High-resolution imaging of ion conductivity of Nafion ® membranes with electrochemical atomic force microscopy

Abstract

Conductive electrochemical AFM images demonstrating the complex nature and structure of Nafion surface conductivity are presented. Nanoscale regions with high currents determining the overall total membrane current can be distinguished from majority domains with lower currents and non-conductive areas. The different conductive domains form ordered structures and show a specific dynamic behaviour. These observations were compared to the structural and electrical models in the literature. None of the models is able to explain all aspects of the current images. The existence of inverted micelles seems to be quite probable since the formation of agglomerates like chains and larger ordered clusters is clearly visible. This aspect is best described by the model of Schmidt-Rohr and Chen.

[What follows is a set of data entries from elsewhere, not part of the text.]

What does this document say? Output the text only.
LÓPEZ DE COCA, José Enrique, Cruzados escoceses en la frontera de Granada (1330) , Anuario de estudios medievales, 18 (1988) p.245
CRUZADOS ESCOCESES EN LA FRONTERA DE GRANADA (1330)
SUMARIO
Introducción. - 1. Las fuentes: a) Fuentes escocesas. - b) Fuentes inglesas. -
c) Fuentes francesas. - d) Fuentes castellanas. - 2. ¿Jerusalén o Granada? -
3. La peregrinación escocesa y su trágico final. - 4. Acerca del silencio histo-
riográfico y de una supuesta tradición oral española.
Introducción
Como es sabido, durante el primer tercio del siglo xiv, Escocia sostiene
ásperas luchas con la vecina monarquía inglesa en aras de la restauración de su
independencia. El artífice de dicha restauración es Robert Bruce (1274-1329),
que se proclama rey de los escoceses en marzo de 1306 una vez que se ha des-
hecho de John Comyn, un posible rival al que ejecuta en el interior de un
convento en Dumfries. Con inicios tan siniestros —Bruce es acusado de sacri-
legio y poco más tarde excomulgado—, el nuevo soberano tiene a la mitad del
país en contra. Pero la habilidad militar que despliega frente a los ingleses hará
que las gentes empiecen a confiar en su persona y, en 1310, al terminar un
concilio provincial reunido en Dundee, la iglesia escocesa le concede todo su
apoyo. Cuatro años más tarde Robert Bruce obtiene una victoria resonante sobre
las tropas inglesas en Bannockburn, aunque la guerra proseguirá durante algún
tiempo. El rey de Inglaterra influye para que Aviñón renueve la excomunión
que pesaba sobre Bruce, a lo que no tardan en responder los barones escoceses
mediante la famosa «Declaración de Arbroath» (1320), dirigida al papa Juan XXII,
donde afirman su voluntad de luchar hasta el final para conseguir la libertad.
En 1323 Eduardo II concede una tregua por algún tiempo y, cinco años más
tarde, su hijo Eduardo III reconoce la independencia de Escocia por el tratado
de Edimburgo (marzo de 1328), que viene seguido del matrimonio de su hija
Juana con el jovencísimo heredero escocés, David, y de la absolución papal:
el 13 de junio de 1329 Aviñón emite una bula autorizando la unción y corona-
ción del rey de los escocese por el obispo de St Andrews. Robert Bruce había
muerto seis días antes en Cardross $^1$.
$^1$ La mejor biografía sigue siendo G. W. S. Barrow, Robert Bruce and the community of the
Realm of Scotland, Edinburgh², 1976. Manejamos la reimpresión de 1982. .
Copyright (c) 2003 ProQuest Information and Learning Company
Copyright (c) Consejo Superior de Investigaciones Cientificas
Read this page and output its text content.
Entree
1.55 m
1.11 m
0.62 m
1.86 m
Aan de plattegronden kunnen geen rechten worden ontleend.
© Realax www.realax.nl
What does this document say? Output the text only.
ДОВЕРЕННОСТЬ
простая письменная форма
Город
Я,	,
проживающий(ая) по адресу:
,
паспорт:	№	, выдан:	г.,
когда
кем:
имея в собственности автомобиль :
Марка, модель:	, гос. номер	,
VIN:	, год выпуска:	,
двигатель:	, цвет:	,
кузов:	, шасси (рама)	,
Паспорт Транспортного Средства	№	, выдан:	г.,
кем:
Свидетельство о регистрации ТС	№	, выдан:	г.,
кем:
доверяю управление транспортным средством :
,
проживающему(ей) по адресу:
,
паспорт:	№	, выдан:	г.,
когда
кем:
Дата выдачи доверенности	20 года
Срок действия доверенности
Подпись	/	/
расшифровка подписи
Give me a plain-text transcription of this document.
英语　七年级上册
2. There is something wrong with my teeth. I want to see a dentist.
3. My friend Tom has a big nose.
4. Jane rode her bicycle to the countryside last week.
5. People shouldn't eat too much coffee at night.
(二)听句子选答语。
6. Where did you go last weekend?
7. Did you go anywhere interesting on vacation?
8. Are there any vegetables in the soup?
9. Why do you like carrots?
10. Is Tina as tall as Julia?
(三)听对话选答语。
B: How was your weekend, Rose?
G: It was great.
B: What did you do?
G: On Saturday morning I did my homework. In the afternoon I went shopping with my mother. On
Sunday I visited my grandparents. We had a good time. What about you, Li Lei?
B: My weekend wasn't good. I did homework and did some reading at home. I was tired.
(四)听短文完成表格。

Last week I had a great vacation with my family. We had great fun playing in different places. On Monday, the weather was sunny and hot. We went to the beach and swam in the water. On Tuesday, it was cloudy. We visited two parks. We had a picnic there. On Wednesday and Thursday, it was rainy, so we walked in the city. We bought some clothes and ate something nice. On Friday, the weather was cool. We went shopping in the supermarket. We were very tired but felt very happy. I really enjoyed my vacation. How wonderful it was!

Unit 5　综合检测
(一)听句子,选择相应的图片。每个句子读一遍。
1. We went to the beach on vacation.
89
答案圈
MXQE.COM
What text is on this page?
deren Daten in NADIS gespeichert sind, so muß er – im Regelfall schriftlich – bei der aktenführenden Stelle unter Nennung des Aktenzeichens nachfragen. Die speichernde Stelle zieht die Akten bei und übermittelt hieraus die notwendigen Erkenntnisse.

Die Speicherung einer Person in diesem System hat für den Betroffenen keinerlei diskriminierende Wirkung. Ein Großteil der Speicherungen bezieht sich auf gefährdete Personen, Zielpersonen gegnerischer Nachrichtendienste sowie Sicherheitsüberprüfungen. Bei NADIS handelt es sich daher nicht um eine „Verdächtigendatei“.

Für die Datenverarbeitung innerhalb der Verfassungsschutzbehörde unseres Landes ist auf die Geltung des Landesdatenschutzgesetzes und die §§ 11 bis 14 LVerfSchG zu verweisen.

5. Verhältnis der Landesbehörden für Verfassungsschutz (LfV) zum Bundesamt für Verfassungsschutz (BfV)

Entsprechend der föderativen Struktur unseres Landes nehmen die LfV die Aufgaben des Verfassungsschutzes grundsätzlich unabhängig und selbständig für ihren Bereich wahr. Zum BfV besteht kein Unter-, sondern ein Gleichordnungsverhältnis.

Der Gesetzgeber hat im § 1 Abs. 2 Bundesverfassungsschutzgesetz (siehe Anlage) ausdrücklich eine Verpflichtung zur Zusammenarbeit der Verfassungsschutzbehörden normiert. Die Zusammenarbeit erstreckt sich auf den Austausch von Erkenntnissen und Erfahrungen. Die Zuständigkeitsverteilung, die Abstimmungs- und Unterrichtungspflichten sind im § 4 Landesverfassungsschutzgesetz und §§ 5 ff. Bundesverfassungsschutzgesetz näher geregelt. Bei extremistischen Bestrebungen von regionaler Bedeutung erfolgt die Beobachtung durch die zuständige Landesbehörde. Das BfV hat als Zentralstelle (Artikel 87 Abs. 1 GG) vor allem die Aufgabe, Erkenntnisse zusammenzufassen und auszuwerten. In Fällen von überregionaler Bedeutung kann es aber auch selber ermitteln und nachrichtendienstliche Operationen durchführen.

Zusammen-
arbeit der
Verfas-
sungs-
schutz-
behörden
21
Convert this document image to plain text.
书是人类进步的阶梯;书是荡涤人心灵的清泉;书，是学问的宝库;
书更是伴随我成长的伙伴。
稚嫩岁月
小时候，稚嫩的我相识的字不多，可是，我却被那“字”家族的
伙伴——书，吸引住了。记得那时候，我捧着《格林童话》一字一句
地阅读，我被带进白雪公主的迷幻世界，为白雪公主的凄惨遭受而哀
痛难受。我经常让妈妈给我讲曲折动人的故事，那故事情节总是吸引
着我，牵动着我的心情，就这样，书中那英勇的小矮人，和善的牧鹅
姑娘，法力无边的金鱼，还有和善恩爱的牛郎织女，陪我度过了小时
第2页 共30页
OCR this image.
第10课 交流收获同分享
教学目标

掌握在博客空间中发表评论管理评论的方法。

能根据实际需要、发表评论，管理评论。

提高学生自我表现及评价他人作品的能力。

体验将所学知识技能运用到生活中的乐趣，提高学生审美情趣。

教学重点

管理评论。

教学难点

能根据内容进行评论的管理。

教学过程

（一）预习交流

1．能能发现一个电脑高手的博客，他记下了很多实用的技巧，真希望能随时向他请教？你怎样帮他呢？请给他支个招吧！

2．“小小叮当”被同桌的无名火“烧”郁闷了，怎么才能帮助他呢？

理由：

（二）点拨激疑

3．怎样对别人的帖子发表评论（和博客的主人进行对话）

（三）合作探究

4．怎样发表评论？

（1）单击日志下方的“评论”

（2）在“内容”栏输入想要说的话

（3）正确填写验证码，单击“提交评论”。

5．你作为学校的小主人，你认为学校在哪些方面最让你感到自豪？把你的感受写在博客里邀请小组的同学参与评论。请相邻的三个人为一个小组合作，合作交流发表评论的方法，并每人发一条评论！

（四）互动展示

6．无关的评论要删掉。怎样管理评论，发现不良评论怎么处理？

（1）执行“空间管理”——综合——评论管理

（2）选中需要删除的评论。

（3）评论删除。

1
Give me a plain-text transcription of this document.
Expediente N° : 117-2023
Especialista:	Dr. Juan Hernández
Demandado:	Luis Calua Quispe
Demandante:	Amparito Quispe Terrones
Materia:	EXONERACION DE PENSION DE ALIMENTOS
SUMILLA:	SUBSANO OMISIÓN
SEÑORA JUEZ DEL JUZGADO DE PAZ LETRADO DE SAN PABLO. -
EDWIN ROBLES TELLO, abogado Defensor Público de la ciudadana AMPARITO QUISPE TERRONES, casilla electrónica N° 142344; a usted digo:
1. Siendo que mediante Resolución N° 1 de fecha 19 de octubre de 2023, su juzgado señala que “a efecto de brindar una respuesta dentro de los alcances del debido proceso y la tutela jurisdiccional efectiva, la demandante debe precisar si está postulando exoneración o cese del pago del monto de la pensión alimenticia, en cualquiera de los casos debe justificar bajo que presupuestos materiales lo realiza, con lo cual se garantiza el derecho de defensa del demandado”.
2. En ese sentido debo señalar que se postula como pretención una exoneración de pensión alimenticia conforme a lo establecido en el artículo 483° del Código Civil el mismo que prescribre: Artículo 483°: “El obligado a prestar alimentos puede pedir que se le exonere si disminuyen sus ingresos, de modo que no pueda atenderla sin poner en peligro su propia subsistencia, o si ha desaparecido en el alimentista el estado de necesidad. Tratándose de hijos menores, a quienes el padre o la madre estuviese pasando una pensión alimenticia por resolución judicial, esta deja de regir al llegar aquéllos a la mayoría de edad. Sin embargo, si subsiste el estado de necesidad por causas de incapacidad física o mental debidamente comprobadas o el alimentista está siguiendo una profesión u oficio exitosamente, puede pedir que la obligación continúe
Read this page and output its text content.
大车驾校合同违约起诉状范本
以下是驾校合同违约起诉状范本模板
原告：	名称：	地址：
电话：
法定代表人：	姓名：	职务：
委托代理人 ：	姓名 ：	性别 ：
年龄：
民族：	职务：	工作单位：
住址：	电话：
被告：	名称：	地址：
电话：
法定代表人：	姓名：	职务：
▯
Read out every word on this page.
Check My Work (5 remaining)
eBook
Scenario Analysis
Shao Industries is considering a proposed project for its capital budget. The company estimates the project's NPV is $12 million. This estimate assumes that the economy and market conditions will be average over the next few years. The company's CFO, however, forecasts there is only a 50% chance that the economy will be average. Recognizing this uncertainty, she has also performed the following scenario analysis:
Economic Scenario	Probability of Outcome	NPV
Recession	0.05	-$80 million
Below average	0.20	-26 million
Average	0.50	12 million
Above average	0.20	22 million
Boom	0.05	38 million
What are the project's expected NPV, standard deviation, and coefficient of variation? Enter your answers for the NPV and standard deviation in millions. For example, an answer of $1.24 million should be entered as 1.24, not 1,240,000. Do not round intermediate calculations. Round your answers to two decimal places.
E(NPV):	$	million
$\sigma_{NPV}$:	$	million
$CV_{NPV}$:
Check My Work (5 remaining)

In addition, the highly dynamic behaviour and distribution of conductive channels of Nafion leading to the formation of new current pathways also indicates the formation of different meso-phases with a high local fluctuation rate. The other discussed models also predict structural features which are in agreement with our observations like the formation of super-structures and agglomeration of fibers. The structural characterisation reflects the situation at or near the membrane surface and might differ from the bulk structure since the surface energy may have a large influence on the formation of structures during the membrane solidification process. The quite large dynamics of conductivity changes of Nafion reflected in the formation of new current pathways even at room temperature leads to the assumption that the internal structure of Nafion is subject to significant changes due to humidity and temperature variations. The local variation of individual structures may reflect the variation of concentration of hydrophilic and hydrophobic groups during membrane solidification. The minimization of surface free energy during a self-assembling process is essential for the formation of different phases and subsequent structures like chains, etc. as well as higher order clustering.